In an Explanatory Note to a bill she introduced on the Sub Judice Rule, Sen. Defensor-Santiago noted that the rule means that all should refrain from commenting on any matter sub judice (“under a judge”). But she also said in effect that it has already been recognized elsewhere, especially in the U.S., that a literal application of the Rule would run counter to the constitutional guarantee of freedom of expression. Black’s notes that when a judicial “gag order” is directed to the press, the order is unconstitutional.
In a news report, the Supreme Court spokesperson Jose Midas Marquez said that lawyers are barred from making public statements that tend to influence public opinion while a case is pending.
A literal reading of the Sub Judice Rule means that no one can comment on any pending case. And yet a Court spokesperson himself violates the Rule by making a comment to the effect that the Rule should be read literally, given that promoting such a construction of the Rule would of course “tend to influence public opinion.” In effect, he says that lawyers (and perhaps the public as well) should just “shut up,” because the case is sub judice. It seems to rise to prior restraint, in which case it would seem to be “improper conduct” under Rule 71, sec. 3(d) .
A literal reading can also border on the ridiculous when, for example, one who may be charged criminally may try to use the Sub Judice Rule to justify remaining silent, even when the Constitution allows him that anyway. See G.R. No. 174105.
The case of the “UP 37” would perhaps require the Supreme Court to clarify the relationship between the Sub Judice Rule and freedom of expression. It seems reasonable to expect the UP 37 to argue that the present formulation of the Rule suffers from overbreadth. A potential problem is that the Court will have to judge its own Rules of Court, and it will be for it to show and act with impartiality as otherwise the proceeding could be rendered invalid as a violation of the Due Process clause.

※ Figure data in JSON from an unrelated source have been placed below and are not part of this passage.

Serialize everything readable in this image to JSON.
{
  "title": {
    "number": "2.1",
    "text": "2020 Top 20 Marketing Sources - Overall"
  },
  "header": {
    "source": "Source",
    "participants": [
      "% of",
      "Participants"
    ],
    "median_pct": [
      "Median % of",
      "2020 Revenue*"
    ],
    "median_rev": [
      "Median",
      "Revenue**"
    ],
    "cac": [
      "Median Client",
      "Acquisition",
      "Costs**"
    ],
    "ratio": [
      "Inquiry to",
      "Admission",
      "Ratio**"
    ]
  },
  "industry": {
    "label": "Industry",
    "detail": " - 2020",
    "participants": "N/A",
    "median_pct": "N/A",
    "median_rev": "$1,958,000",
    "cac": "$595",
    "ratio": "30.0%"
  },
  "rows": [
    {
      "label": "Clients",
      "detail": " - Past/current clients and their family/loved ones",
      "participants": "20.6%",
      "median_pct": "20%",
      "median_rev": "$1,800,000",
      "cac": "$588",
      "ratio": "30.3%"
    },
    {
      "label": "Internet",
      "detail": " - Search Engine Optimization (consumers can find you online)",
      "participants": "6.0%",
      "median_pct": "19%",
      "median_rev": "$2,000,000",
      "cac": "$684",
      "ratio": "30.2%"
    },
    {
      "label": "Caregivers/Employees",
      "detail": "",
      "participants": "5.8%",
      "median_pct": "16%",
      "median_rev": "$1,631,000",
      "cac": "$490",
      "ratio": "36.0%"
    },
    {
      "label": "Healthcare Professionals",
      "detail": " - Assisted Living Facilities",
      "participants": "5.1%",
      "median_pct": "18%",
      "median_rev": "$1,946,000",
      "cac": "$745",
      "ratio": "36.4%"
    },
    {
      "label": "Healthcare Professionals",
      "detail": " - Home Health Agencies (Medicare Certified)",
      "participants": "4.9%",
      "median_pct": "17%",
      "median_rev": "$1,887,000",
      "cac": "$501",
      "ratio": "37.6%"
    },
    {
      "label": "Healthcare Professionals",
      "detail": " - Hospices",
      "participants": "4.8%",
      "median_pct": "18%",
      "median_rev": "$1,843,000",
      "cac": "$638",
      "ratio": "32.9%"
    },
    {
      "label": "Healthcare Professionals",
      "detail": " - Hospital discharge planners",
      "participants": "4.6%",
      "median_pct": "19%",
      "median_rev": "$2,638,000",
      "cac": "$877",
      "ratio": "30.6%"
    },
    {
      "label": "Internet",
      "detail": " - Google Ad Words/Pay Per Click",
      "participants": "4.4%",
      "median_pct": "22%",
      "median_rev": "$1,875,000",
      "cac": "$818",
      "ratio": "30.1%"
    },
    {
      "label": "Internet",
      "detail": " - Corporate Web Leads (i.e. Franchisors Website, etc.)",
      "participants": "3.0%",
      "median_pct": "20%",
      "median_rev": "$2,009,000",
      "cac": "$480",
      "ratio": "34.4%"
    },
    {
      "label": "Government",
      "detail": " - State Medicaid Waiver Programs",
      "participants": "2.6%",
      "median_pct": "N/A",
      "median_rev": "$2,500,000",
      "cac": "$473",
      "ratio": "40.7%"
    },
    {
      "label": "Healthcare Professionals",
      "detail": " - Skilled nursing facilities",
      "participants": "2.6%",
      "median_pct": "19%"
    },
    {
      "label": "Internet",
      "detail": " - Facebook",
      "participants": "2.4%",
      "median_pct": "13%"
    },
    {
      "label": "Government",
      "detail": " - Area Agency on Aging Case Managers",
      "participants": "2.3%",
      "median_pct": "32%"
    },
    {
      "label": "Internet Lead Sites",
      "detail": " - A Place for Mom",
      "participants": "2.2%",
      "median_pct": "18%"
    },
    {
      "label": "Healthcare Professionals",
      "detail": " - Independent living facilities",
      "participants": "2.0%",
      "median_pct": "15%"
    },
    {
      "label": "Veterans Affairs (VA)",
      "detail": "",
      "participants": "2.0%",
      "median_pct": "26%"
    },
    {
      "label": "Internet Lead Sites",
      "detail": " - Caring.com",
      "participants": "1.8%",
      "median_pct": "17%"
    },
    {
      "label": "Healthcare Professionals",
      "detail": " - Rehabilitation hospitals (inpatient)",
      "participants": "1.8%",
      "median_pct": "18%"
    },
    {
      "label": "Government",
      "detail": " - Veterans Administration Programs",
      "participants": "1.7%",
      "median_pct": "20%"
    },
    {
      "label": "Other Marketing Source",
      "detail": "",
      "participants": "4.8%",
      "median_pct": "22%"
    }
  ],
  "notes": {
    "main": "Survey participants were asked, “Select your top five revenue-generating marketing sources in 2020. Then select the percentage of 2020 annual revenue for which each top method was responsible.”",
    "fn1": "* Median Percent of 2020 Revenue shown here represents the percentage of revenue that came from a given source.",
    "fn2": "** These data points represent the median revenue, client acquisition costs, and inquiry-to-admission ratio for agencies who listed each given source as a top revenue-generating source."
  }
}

Sometimes words are just that. Sometimes what is sensible is more than words.
 Rule 71, Sec. 3 reads as follows:
“After a charge in writing has been filed, and an opportunity given to the respondent to comment thereon within such period as may be fixed by the court and to be heard by himself or counsel, a person guilty of any of the following acts may be punished for indirect contempt:
(a) Misbehavior of an officer of a court in the performance of his official duties or in his official transactions;
(b) Disobedience of or resistance to a lawful writ, process, order, or judgment of a court, including the act of a person who, after being dispossessed or ejected from any real property by the judgment or process of any court of competent jurisdiction, enters or attempts or induces another to enter into or upon such real property, for the purpose of executing acts of ownership or possession, or in any manner disturbs the possession given to the person adjudged to be entitled thereto;
(c) Any abuse of or any unlawful interference with the processes or proceedings of a court not constituting direct contempt under section 1 of this Rule;
(d) Any improper conduct tending, directly or indirectly, to impede, obstruct, or degrade the administration of justice;
(e) Assuming to be an attorney or an officer of a court, and acting as such without authority;
(f) Failure to obey a subpoena duly served;
(g) The rescue, or attempted rescue, of a person or property in the custody of an officer by virtue of an order or process of a court held by him.
But nothing in this section shall be so construed as to prevent the court from issuing process to bring the respondent into court, or from holding him in custody pending such proceedings.”